Given an array A of non-negative integers, return the maximum sum of elements in two non-overlapping (contiguous) subarrays, which have lengths L and M. (For clarification, the L-length subarray could occur before or after the M-length subarray.)
Formally, return the largest V for which V = (A[i] + A[i+1] + ... + A[i+L-1]) + (A[j] + A[j+1] + ... + A[j+M-1]) and either:
0 <= i < i + L - 1 < j < j + M - 1 < A.length, or0 <= j < j + M - 1 < i < i + L - 1 < A.length.
Example 1:
Input:
A = [0,6,5,2,2,5,1,9,4], L = 1, M = 2
Output:
20
Explanation: One choice of subarrays is [9] with length 1, and [6,5] with length 2.
Example 2:
Input:
A = [3,8,1,3,2,1,8,9,0], L = 3, M = 2
Output:
29 Explanation: One choice of subarrays is [3,8,1] with length 3, and [8,9] with length 2.
Example 3:
Input:
A = [2,1,5,6,0,9,5,0,3,8], L = 4, M = 3
Output:
31 Explanation: One choice of subarrays is [5,6,0,9] with length 4, and [3,8] with length 3.
Note:
L >= 1M >= 1L + M <= A.length <= 10000 <= A[i] <= 1000
class Solution {
/**
* @param Integer[] $A
* @param Integer $L
* @param Integer $M
* @return Integer
*/
function maxSumTwoNoOverlap($A, $L, $M) {
$max = 0;
$a = [];
$b = [];
for($i = 0; $i < count($A)-$L+1; $i ++){
$a[$i] = array_sum(array_slice($A,$i,$L));
}
for($j = 0; $j < count($A)-$M+1; $j ++){
$b[$j] = array_sum(array_slice($A,$j,$M));
}
arsort($a);arsort($b);
foreach($a as $ak => $av){
foreach($b as $bk => $bv){
if($bk + $M <= $ak || $ak + $L <= $bk){
$max = max($max, $av + $bv);
}
}
}
return $max;
}
}
160ms
Thoughts:
- My code is the version used for contest, so..

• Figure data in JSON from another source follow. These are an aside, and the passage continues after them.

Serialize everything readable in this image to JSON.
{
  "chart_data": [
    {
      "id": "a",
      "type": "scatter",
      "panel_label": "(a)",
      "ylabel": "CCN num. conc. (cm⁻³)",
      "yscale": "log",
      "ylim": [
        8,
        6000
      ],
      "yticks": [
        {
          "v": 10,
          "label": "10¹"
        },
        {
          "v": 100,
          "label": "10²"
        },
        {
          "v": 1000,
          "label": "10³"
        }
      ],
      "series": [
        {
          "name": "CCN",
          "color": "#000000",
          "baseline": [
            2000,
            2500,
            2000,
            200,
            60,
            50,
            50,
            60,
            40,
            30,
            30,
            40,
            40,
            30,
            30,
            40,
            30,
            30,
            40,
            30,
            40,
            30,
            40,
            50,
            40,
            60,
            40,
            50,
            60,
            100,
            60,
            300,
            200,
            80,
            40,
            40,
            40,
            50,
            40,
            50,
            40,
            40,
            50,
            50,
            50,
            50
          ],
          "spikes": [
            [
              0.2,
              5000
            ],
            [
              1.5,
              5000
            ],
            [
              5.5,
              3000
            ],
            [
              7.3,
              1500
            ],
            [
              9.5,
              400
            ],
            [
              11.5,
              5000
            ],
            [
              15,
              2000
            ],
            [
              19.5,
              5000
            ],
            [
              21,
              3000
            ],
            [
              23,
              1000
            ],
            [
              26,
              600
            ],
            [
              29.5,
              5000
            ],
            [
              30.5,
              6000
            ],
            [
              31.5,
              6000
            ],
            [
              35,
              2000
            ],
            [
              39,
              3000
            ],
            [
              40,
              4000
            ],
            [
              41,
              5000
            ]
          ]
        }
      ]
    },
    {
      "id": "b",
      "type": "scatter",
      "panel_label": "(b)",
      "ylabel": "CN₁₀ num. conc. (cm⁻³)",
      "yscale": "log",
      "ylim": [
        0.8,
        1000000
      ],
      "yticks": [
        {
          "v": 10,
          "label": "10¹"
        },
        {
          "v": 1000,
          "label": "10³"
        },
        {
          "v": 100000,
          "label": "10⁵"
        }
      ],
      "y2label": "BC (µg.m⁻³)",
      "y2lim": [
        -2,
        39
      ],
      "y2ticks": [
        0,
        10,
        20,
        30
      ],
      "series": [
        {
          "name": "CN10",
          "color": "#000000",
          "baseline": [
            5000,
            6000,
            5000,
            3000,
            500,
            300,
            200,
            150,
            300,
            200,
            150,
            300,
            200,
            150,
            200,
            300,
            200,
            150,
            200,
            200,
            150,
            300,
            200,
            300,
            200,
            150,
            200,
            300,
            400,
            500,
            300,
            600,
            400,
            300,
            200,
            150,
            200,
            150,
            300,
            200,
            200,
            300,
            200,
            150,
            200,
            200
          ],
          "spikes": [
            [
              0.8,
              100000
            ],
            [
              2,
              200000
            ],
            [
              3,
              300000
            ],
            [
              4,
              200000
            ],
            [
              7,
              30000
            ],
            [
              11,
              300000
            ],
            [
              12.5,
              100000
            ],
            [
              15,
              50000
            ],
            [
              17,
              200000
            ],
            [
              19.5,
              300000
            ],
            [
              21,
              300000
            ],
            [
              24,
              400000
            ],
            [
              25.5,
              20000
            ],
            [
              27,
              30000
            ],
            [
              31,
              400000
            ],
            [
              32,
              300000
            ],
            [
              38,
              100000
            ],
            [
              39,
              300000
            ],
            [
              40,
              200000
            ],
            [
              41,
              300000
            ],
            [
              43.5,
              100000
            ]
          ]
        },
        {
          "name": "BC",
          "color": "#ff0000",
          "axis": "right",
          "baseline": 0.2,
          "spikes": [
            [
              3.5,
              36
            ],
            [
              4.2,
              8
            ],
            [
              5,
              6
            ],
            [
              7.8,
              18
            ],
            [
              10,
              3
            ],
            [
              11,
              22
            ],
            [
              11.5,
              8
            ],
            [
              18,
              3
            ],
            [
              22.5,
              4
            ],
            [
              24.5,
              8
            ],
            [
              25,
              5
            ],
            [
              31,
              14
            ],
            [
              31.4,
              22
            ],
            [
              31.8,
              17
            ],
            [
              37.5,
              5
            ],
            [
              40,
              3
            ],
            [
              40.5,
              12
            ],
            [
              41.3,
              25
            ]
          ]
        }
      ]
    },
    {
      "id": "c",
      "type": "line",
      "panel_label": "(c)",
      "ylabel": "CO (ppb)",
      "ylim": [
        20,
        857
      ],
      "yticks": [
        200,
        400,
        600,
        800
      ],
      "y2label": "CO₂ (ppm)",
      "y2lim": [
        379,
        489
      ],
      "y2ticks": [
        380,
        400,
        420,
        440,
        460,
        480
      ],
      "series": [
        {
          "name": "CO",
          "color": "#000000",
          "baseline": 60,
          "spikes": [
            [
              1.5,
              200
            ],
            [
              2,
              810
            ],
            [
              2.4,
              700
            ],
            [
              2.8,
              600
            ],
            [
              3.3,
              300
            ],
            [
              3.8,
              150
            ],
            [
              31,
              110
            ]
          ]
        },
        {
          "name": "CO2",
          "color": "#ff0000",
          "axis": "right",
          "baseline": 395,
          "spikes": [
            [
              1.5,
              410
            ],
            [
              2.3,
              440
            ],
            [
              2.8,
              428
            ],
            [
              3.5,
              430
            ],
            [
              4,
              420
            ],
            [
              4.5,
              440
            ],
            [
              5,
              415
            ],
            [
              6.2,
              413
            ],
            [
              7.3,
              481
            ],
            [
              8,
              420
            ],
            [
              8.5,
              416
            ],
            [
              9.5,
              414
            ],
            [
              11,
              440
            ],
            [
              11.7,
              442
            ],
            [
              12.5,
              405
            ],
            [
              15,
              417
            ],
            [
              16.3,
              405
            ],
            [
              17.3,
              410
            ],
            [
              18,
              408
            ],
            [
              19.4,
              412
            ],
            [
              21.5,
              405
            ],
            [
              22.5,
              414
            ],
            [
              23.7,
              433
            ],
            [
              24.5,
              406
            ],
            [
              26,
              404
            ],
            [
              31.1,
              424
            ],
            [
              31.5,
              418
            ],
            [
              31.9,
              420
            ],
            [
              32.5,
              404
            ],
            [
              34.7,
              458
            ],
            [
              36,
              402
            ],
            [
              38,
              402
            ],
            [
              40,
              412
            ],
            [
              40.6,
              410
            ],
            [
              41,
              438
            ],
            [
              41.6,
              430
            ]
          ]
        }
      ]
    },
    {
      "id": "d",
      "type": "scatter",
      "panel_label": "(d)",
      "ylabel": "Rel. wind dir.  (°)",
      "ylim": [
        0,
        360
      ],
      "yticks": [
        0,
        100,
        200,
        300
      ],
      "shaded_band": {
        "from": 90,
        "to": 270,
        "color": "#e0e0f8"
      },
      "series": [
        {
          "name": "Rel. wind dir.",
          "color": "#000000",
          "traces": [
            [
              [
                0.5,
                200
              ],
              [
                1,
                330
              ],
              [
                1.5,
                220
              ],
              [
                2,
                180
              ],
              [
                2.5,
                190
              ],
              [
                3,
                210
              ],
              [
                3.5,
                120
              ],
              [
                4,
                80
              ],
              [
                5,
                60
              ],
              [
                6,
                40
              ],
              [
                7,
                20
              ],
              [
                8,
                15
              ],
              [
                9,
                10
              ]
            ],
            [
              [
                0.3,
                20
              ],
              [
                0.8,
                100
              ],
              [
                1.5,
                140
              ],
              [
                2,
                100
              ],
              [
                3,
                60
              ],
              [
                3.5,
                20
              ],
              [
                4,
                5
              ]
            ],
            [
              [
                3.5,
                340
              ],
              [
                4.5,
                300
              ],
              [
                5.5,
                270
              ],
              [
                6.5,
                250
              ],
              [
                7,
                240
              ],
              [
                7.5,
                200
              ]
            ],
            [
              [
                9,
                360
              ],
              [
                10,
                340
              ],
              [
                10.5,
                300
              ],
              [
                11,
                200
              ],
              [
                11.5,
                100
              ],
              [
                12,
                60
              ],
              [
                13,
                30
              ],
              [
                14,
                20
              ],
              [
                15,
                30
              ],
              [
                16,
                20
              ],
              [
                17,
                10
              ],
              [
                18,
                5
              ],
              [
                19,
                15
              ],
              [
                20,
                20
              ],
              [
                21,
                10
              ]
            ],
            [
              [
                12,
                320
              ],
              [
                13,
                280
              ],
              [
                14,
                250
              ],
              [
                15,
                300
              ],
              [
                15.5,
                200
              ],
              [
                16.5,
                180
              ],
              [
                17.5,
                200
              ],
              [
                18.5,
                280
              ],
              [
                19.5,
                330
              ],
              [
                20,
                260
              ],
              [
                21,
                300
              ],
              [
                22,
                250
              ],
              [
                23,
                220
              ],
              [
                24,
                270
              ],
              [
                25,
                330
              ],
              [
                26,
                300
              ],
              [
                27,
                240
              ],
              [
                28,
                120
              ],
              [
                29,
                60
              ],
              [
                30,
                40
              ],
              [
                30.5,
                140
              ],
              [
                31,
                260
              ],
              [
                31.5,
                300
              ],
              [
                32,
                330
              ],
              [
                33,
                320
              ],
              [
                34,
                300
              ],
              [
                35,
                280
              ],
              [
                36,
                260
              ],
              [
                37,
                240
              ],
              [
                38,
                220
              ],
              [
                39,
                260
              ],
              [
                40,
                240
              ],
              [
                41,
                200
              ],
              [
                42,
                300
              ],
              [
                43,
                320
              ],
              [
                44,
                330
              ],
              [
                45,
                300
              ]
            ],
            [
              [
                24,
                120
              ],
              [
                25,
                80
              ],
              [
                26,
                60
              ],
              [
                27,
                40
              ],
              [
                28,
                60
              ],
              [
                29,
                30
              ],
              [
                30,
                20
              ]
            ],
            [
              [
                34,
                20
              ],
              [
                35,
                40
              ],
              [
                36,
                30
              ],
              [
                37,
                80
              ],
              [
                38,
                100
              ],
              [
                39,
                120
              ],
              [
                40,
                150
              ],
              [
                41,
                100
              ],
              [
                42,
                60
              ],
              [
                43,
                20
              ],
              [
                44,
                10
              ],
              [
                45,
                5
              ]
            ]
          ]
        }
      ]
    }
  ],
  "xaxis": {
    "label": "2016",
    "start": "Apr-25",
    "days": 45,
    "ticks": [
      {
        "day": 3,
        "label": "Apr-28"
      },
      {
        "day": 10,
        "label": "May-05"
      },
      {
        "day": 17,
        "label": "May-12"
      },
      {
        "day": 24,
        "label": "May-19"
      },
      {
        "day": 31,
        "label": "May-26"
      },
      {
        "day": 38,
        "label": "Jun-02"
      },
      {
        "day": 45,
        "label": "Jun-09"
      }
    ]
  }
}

- The length of inputs (1000) seems relatively small, so just follow your heart, again…
- Idea, scan & store sums for L & M fixed size arrays.
- for each sum L and for each sum M, if no overlap, the check and update max total.
- What makes it slow:
- array_sum.. fixed size sliding door works better, but more codes…
- double for each, there’s an obvious pattern to move index out of overlap.
- Having these sorts have 10ms improvement, which is quite interesting.
Improved Version
class Solution {
/**
* @param Integer[] $A
* @param Integer $L
* @param Integer $M
* @return Integer
*/
function maxSumTwoNoOverlap($A, $L, $M) {
$max = 0;
$a = [];
$b = [];
for($i = 0; $i < count($A)-$L+1; $i ++){
if($i == 0){
$a[$i] = array_sum(array_slice($A,$i,$L));
} else {
$a[$i] = $a[$i-1] - $A[$i-1] + $A[$i+$L-1];
}
}
for($i = 0; $i < count($A)-$M+1; $i ++){
if($i == 0){
$b[$i] = array_sum(array_slice($A,$i,$M));
} else {
$b[$i] = $b[$i-1] - $A[$i-1] + $A[$i+$M-1];
}
}
for($i = 0; $i < count($a); $i++){
for($j = 0; $j < count($b);$j++){
if($j + $M <= $i || $i + $L <= $j){
$max = max($max, $a[$i] + $b[$j]);
} else if($j + $M <= $i){
$j += ($M-1);
}
}
}
return $max;
}
}
- The “fixed size sliding door” saved about 20ms
- No significant improvement for the double for each.